We had this album on vinyl when I was a kid, and I learned to use the record player just to be able to play it. It has some darling versions of classic Christmas songs:
The Twelve Days of Christmas (BA DUM BUM BUM)
Little Saint Nick by Dr. Teeth and The Electric Mayhem (RUN RUN REINDEER)
We Wish You a Merry Christmas (Piggy pudding?!?)
Silent Night in both German and English, with a brief history of the song
There are also wonderful original songs, most of which I’ve never heard covered by anyone else, which is a shame:
The Peace Carol (beautiful flute part)
When the River Meets the Sea (more beautiful flute)
A Baby Just Like You (can you tell I play flute?)
Noel: Christmas Eve, 1913
This last one is my favorite track on the album. It is a solo by John Denver–no Muppets, therefore less interesting to me as a kid. But as I’ve gotten older, I’ve found it to be one of the most meaningful Christmas songs I know. The lyrics are adapted from a poem of the same name by Robert Bridges (which is now in the public domain).
Noel: Christmas Eve 1913
Robert Bridges, 1844 – 1930
Pax hominibus bonae voluntatis
A frosty Christmas Eve
when the stars were shining
Fared I forth alone
where westward falls the hill,
And from many a village
in the water’d valley
Distant music reach’d me
peals of bells aringing:
The constellated sounds
ran sprinkling on earth’s floor
As the dark vault above
with stars was spangled o’er.
Then sped my thoughts to keep
that first Christmas of all
When the shepherds watching
by their folds ere the dawn
Heard music in the fields
and marveling could not tell
Whether it were angels
or the bright stars singing.
Now blessed be the tow’rs
that crown England so fair
That stand up strong in prayer
unto God for our souls
Blessed be their founders
(said I) an’ our country folk
Who are ringing for Christ
in the belfries to-night
With arms lifted to clutch
the rattling ropes that race
Into the dark above
and the mad romping din.
But to me heard afar
it was starry music
Angels’ song, comforting
as the comfort of Christ
When he spake tenderly
to his sorrowful flock:
The old words came to me
by the riches of time
Mellow’d and transfigured
as I stood on the hill
Heark’ning in the aspect
of th’ eternal silence.
A frosty Christmas Eve, when the stars where shining
I traveled forth alone, where westward falls the hill
And for many, many a village, in the darkness of the valley
Distant music reached me, peals of bells were ringing.

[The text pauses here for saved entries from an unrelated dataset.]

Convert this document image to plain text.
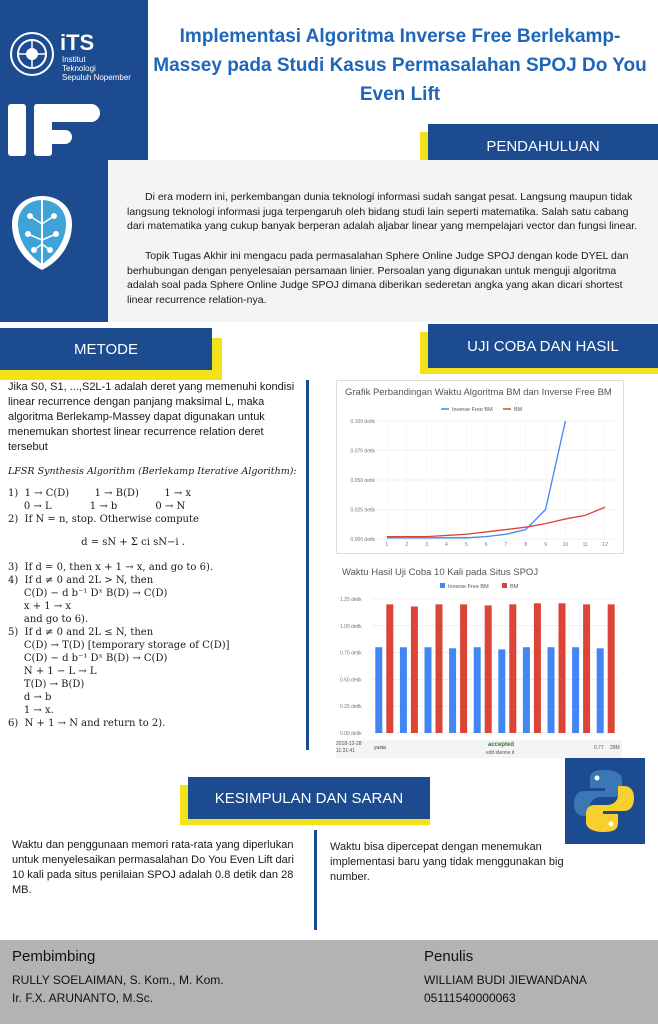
iTS
Institut
Teknologi
Sepuluh Nopember
IF
Implementasi Algoritma Inverse Free Berlekamp-Massey pada Studi Kasus Permasalahan SPOJ Do You Even Lift
PENDAHULUAN
Di era modern ini, perkembangan dunia teknologi informasi sudah sangat pesat. Langsung maupun tidak langsung teknologi informasi juga terpengaruh oleh bidang studi lain seperti matematika. Salah satu cabang dari matematika yang cukup banyak berperan adalah aljabar linear yang mempelajari vector dan fungsi linear.
Topik Tugas Akhir ini mengacu pada permasalahan Sphere Online Judge SPOJ dengan kode DYEL dan berhubungan dengan penyelesaian persamaan linier. Persoalan yang digunakan untuk menguji algoritma adalah soal pada Sphere Online Judge SPOJ dimana diberikan sederetan angka yang akan dicari shortest linear recurrence relation-nya.
METODE
Jika S0, S1, ...,S2L-1 adalah deret yang memenuhi kondisi linear recurrence dengan panjang maksimal L, maka algoritma Berlekamp-Massey dapat digunakan untuk menemukan shortest linear recurrence relation deret tersebut
LFSR Synthesis Algorithm (Berlekamp Iterative Algorithm):
1)  1 → C(D)        1 → B(D)        1 → x
0 → L            1 → b            0 → N
2)  If N = n, stop. Otherwise compute
d = sN + Σ ci sN−i .
3)  If d = 0, then x + 1 → x, and go to 6).
4)  If d ≠ 0 and 2L > N, then
C(D) − d b⁻¹ Dˣ B(D) → C(D)
x + 1 → x
and go to 6).
5)  If d ≠ 0 and 2L ≤ N, then
C(D) → T(D) [temporary storage of C(D)]
C(D) − d b⁻¹ Dˣ B(D) → C(D)
N + 1 − L → L
T(D) → B(D)
d → b
1 → x.
6)  N + 1 → N and return to 2).
UJI COBA DAN HASIL
Grafik Perbandingan Waktu Algoritma BM dan Inverse Free BM
Inverse Free BM	BM
0.000 detik
0.025 detik
0.050 detik
0.075 detik
0.100 detik
1	2	3	4	5	6	7	8	9	10	11	12
Waktu Hasil Uji Coba 10 Kali pada Situs SPOJ
Inverse Free BM	BM
0.00 detik
0.25 detik
0.50 detik
0.75 detik
1.00 detik
1.25 detik
2018-12-28
11:31:41	yusta	accepted
edit ideone it
0.77 28M
KESIMPULAN DAN SARAN
Waktu dan penggunaan memori rata-rata yang diperlukan untuk menyelesaikan permasalahan Do You Even Lift dari 10 kali pada situs penilaian SPOJ adalah 0.8 detik dan 28 MB.
Waktu bisa dipercepat dengan menemukan implementasi baru yang tidak menggunakan big number.
Pembimbing
RULLY SOELAIMAN, S. Kom., M. Kom.
Ir. F.X. ARUNANTO, M.Sc.
Penulis
WILLIAM BUDI JIEWANDANA
05111540000063
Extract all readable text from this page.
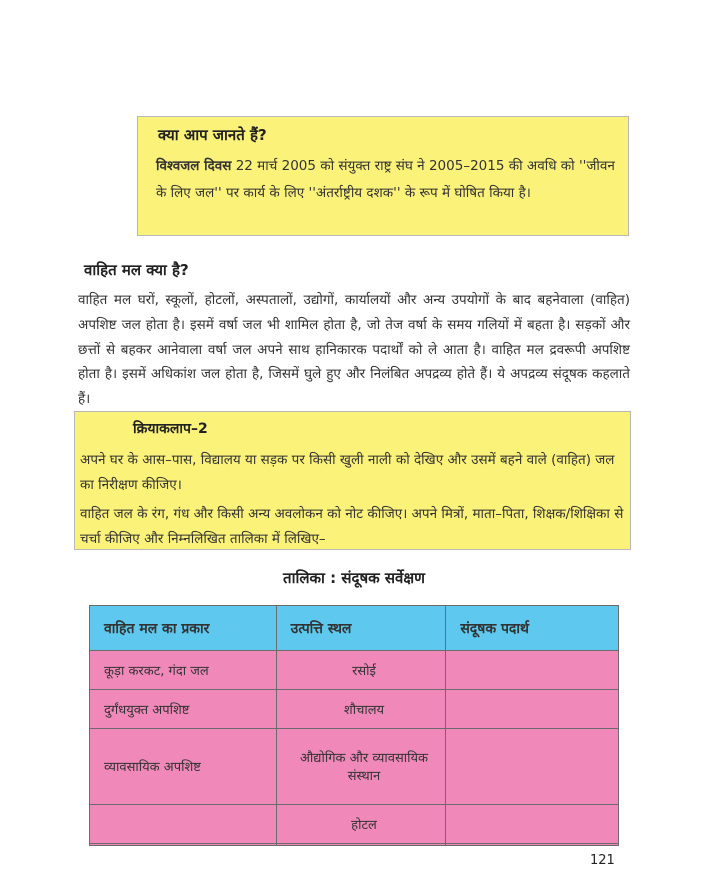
क्या आप जानते हैं?
विश्वजल दिवस 22 मार्च 2005 को संयुक्त राष्ट्र संघ ने 2005–2015 की अवधि को ''जीवन के लिए जल'' पर कार्य के लिए ''अंतर्राष्ट्रीय दशक'' के रूप में घोषित किया है।
वाहित मल क्या है?
वाहित मल घरों, स्कूलों, होटलों, अस्पतालों, उद्योगों, कार्यालयों और अन्य उपयोगों के बाद बहनेवाला (वाहित) अपशिष्ट जल होता है। इसमें वर्षा जल भी शामिल होता है, जो तेज वर्षा के समय गलियों में बहता है। सड़कों और छत्तों से बहकर आनेवाला वर्षा जल अपने साथ हानिकारक पदार्थों को ले आता है। वाहित मल द्रवरूपी अपशिष्ट होता है। इसमें अधिकांश जल होता है, जिसमें घुले हुए और निलंबित अपद्रव्य होते हैं। ये अपद्रव्य संदूषक कहलाते हैं।
क्रियाकलाप–2
अपने घर के आस–पास, विद्यालय या सड़क पर किसी खुली नाली को देखिए और उसमें बहने वाले (वाहित) जल का निरीक्षण कीजिए।
वाहित जल के रंग, गंध और किसी अन्य अवलोकन को नोट कीजिए। अपने मित्रों, माता–पिता, शिक्षक/शिक्षिका से चर्चा कीजिए और निम्नलिखित तालिका में लिखिए–
तालिका : संदूषक सर्वेक्षण
वाहित मल का प्रकार	उत्पत्ति स्थल	संदूषक पदार्थ
कूड़ा करकट, गंदा जल	रसोई	
दुर्गंधयुक्त अपशिष्ट	शौचालय	
व्यावसायिक अपशिष्ट	औद्योगिक और व्यावसायिक संस्थान	
	होटल	

121
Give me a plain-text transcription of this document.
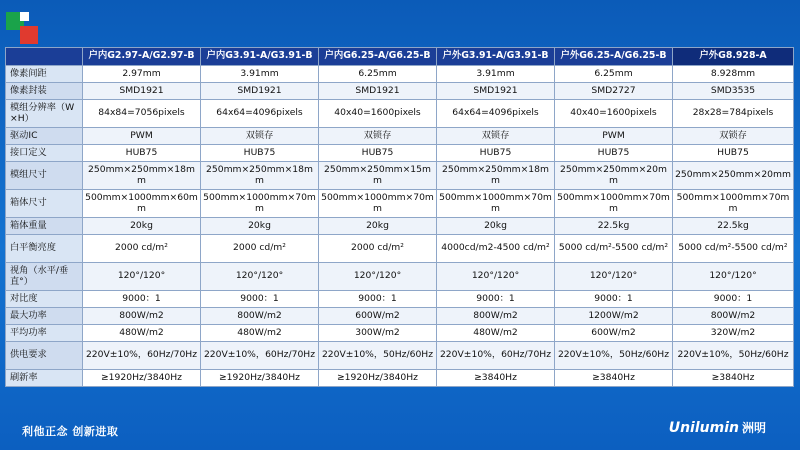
	户内G2.97-A/G2.97-B	户内G3.91-A/G3.91-B	户内G6.25-A/G6.25-B	户外G3.91-A/G3.91-B	户外G6.25-A/G6.25-B	户外G8.928-A
像素间距	2.97mm	3.91mm	6.25mm	3.91mm	6.25mm	8.928mm
像素封装	SMD1921	SMD1921	SMD1921	SMD1921	SMD2727	SMD3535
模组分辨率（W×H）	84x84=7056pixels	64x64=4096pixels	40x40=1600pixels	64x64=4096pixels	40x40=1600pixels	28x28=784pixels
驱动IC	PWM	双锁存	双锁存	双锁存	PWM	双锁存
接口定义	HUB75	HUB75	HUB75	HUB75	HUB75	HUB75
模组尺寸	250mm×250mm×18mm	250mm×250mm×18mm	250mm×250mm×15mm	250mm×250mm×18mm	250mm×250mm×20mm	250mm×250mm×20mm
箱体尺寸	500mm×1000mm×60mm	500mm×1000mm×70mm	500mm×1000mm×70mm	500mm×1000mm×70mm	500mm×1000mm×70mm	500mm×1000mm×70mm
箱体重量	20kg	20kg	20kg	20kg	22.5kg	22.5kg
白平衡亮度	2000 cd/m²	2000 cd/m²	2000 cd/m²	4000cd/m2-4500 cd/m²	5000 cd/m²-5500 cd/m²	5000 cd/m²-5500 cd/m²
视角（水平/垂直°）	120°/120°	120°/120°	120°/120°	120°/120°	120°/120°	120°/120°
对比度	9000：1	9000：1	9000：1	9000：1	9000：1	9000：1
最大功率	800W/m2	800W/m2	600W/m2	800W/m2	1200W/m2	800W/m2
平均功率	480W/m2	480W/m2	300W/m2	480W/m2	600W/m2	320W/m2
供电要求	220V±10%，60Hz/70Hz	220V±10%，60Hz/70Hz	220V±10%，50Hz/60Hz	220V±10%，60Hz/70Hz	220V±10%，50Hz/60Hz	220V±10%，50Hz/60Hz
刷新率	≥1920Hz/3840Hz	≥1920Hz/3840Hz	≥1920Hz/3840Hz	≥3840Hz	≥3840Hz	≥3840Hz
利他正念 创新进取	Unilumin 洲明
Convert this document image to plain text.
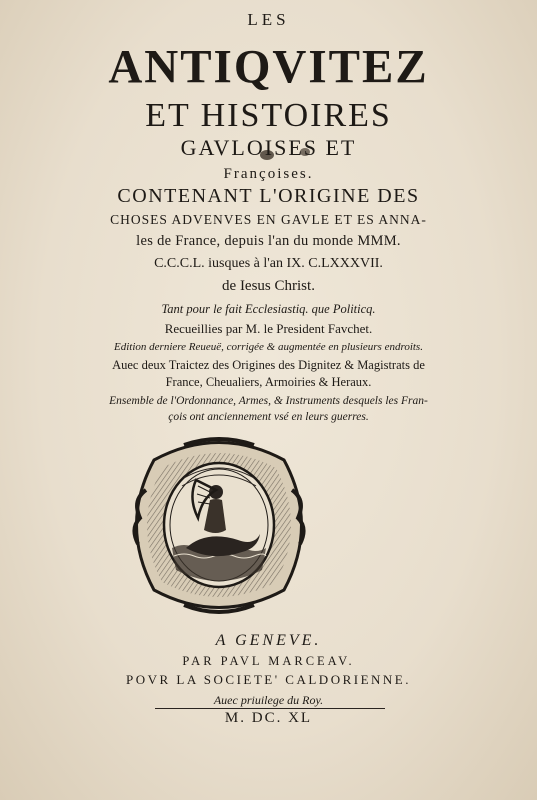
LES
ANTIQVITEZ
ET HISTOIRES
GAVLOISES ET
Françoises.
CONTENANT L'ORIGINE DES
CHOSES ADVENVES EN GAVLE ET ES ANNA-
les de France, depuis l'an du monde MMM.
C.C.C.L. iusques à l'an IX. C.LXXXVII.
de Iesus Christ.
Tant pour le fait Ecclesiastiq. que Politicq.
Recueillies par M. le President Favchet.
Edition derniere Reueuë, corrigée & augmentée en plusieurs endroits.
Auec deux Traictez des Origines des Dignitez & Magistrats de
France, Cheualiers, Armoiries & Heraux.
Ensemble de l'Ordonnance, Armes, & Instruments desquels les Fran-
çois ont anciennement vsé en leurs guerres.
A GENEVE.
PAR PAVL MARCEAV.
POVR LA SOCIETE' CALDORIENNE.
Auec priuilege du Roy.
M. DC. XL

Then spread my thoughts to olden times, to that first of Christmases
When shepherds who were watching, heard music in the fields
And they sat there and they marveled, and they knew they could not tell
Whether it were angels, or the bright stars a-singing
But to me heard a far, it was starry music
The singing of the angels, the comfort of our Lord
Words of old that come a traveling, by the riches of the times
And I softly listened, as I stood upon the hill
And I softly listened, as I stood upon the hill
Because you probably just skipped reading that wall of text, I’ll sum up. The narrator is out walking and hears the church bells ringing for Christmas. The music, seeming to come from the sky, reminds him of how the angels appeared singing to the shepherds to announce the birth of Jesus. He feels their words (Pax hominibus bonae voluntatis = peace to men of goodwill) speaking to him through the Christmas bells.
It’s a beautiful sentiment, and one that gets at the heart of the Christmas season. It’s a time to pause and appreciate what we have, the beauty of nature and humanity, and let peace fill out hearts, even at the darkest time of year.
So to all you people of goodwill, whether you celebrate Christmas or not, I wish you peace–now and throughout the year to come.